Australia Denies Execution Plea to Indonesia
Kamis, 18 Februari 2010 | 12:49 WIB

Sumber: KOMPAS.COM
CANBERRA, KOMPAS.com - Australia’s government on Thursday denied asking Indonesia to avoid executing three Australian drug smugglers this year out of concern it would harm Prime Minister Kevin Rudd’s re-election fight. As Australians Scott Rush, Andrew Chan and Myuran Sukumaran prepare final appeals against execution by firing squad, an Australian newspaper said senior diplomats met the Indonesian attorney-general’s office for talks on the trio.

“We would never tie the circumstances of people facing potentially death row or of consular cases or of people in trouble, we would never tie that to the election cycle,” Acting Foreign Minister Simon Crean told Australian radio.
The three Australians are members of a group known as the Bali Nine, arrested in April 2005 in Bali with 8.3 kg (18 lb) of heroin strapped to their bodies, worth $3.5 million. Rush and ringleaders Chan and Sukumaran were sentenced to death in 2006.

Since their arrests, successive Australian governments have been trying to ensure the death penalty is not carried out, including Rudd, favoured to win a second term in elections later this year despite slipping polls. Rudd has promised to raise the sentences with Indonesian President Susilo Bambang Yudhoyono when court processes are concluded and if the death penalties still stand.

That could come as soon as next month with Yudhoyono to visit Australia from March 9 to 11 to discuss security, economic, development and environmental challenges, while also addressing Australia’s parliament. Any approach for clemency would be a sensitive issue for both countries, with some Indonesian lawmakers and local media likely to see any approach by Rudd to Yudhoyono as interference.

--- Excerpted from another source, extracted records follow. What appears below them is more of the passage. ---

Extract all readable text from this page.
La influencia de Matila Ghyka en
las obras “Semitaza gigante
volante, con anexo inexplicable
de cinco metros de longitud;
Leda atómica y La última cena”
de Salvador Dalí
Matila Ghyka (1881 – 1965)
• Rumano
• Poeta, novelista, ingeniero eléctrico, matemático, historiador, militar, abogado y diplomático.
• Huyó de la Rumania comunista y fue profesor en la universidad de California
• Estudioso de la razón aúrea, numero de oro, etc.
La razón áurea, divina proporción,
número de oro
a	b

Didiek Darmanto, a spokesman for Indonesia’s attorney-general, told the Sydney Morning Herald newspaper that while no direct request had been made to avoid 2010 executions, Jakarta embassy officials had indirectly raised the issue. “They told us that it was a sensitive political issue ahead of the election,” Darmanto said, according to the paper.

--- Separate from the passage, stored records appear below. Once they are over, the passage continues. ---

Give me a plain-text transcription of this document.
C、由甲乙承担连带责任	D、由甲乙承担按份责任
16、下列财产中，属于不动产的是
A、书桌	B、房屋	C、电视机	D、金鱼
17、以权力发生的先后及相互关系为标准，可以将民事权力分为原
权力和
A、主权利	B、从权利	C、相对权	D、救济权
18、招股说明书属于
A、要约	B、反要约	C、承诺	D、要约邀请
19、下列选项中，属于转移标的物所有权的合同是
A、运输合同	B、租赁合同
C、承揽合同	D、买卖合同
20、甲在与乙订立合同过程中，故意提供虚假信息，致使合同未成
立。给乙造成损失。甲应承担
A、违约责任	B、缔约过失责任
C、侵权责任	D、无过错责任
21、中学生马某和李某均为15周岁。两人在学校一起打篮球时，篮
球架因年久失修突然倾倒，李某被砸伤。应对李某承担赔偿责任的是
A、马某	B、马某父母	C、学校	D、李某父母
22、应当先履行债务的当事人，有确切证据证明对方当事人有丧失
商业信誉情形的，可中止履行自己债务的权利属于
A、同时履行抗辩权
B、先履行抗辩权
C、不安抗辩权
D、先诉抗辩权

Crean said Canberra was not resorting to closed-door “soft" diplomacy for the Bali Nine because it would be embarrassing for Rudd, a former diplomat, to have a confrontation with Indonesia in the build up to an election.

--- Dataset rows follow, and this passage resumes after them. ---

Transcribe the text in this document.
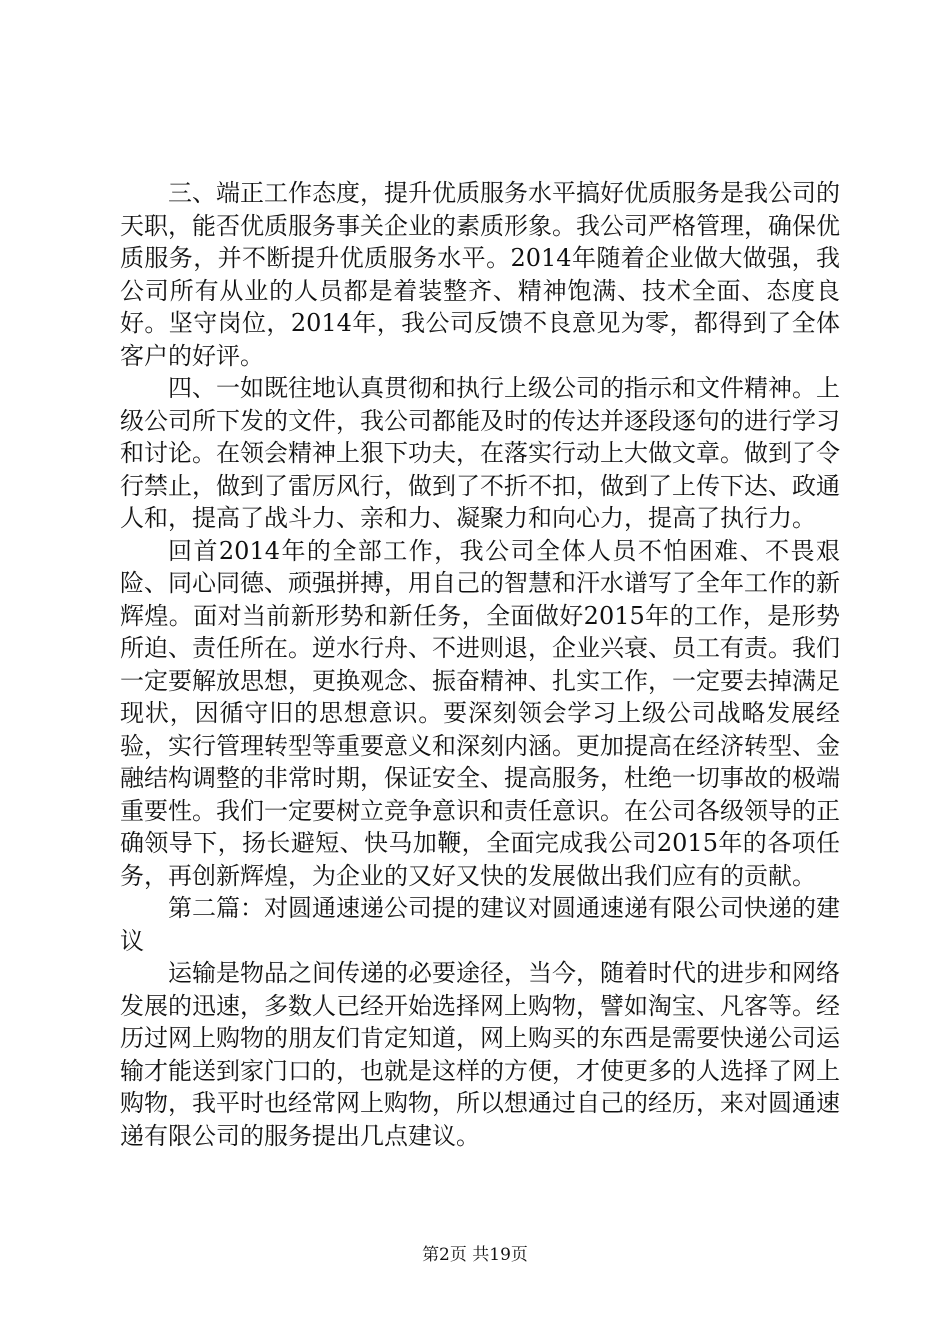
三、端正工作态度，提升优质服务水平搞好优质服务是我公司的天职，能否优质服务事关企业的素质形象。我公司严格管理，确保优质服务，并不断提升优质服务水平。2014年随着企业做大做强，我公司所有从业的人员都是着装整齐、精神饱满、技术全面、态度良好。坚守岗位，2014年，我公司反馈不良意见为零，都得到了全体客户的好评。

四、一如既往地认真贯彻和执行上级公司的指示和文件精神。上级公司所下发的文件，我公司都能及时的传达并逐段逐句的进行学习和讨论。在领会精神上狠下功夫，在落实行动上大做文章。做到了令行禁止，做到了雷厉风行，做到了不折不扣，做到了上传下达、政通人和，提高了战斗力、亲和力、凝聚力和向心力，提高了执行力。

回首2014年的全部工作，我公司全体人员不怕困难、不畏艰险、同心同德、顽强拼搏，用自己的智慧和汗水谱写了全年工作的新辉煌。面对当前新形势和新任务，全面做好2015年的工作，是形势所迫、责任所在。逆水行舟、不进则退，企业兴衰、员工有责。我们一定要解放思想，更换观念、振奋精神、扎实工作，一定要去掉满足现状，因循守旧的思想意识。要深刻领会学习上级公司战略发展经验，实行管理转型等重要意义和深刻内涵。更加提高在经济转型、金融结构调整的非常时期，保证安全、提高服务，杜绝一切事故的极端重要性。我们一定要树立竞争意识和责任意识。在公司各级领导的正确领导下，扬长避短、快马加鞭，全面完成我公司2015年的各项任务，再创新辉煌，为企业的又好又快的发展做出我们应有的贡献。

第二篇：对圆通速递公司提的建议对圆通速递有限公司快递的建议

运输是物品之间传递的必要途径，当今，随着时代的进步和网络发展的迅速，多数人已经开始选择网上购物，譬如淘宝、凡客等。经历过网上购物的朋友们肯定知道，网上购买的东西是需要快递公司运输才能送到家门口的，也就是这样的方便，才使更多的人选择了网上购物，我平时也经常网上购物，所以想通过自己的经历，来对圆通速递有限公司的服务提出几点建议。

第2页 共19页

“We have to deal with all sorts of embarrassments through political cycles. But to make the suggestion that we’re saying ’don’t do anything to these people till after the election is over’ is just plain wrong,” Crean said.

If final appeals by the three, known in Indonesia as judicial reviews, are rejected, the only avenue remaining is a direct plea for clemency to Yudhoyono.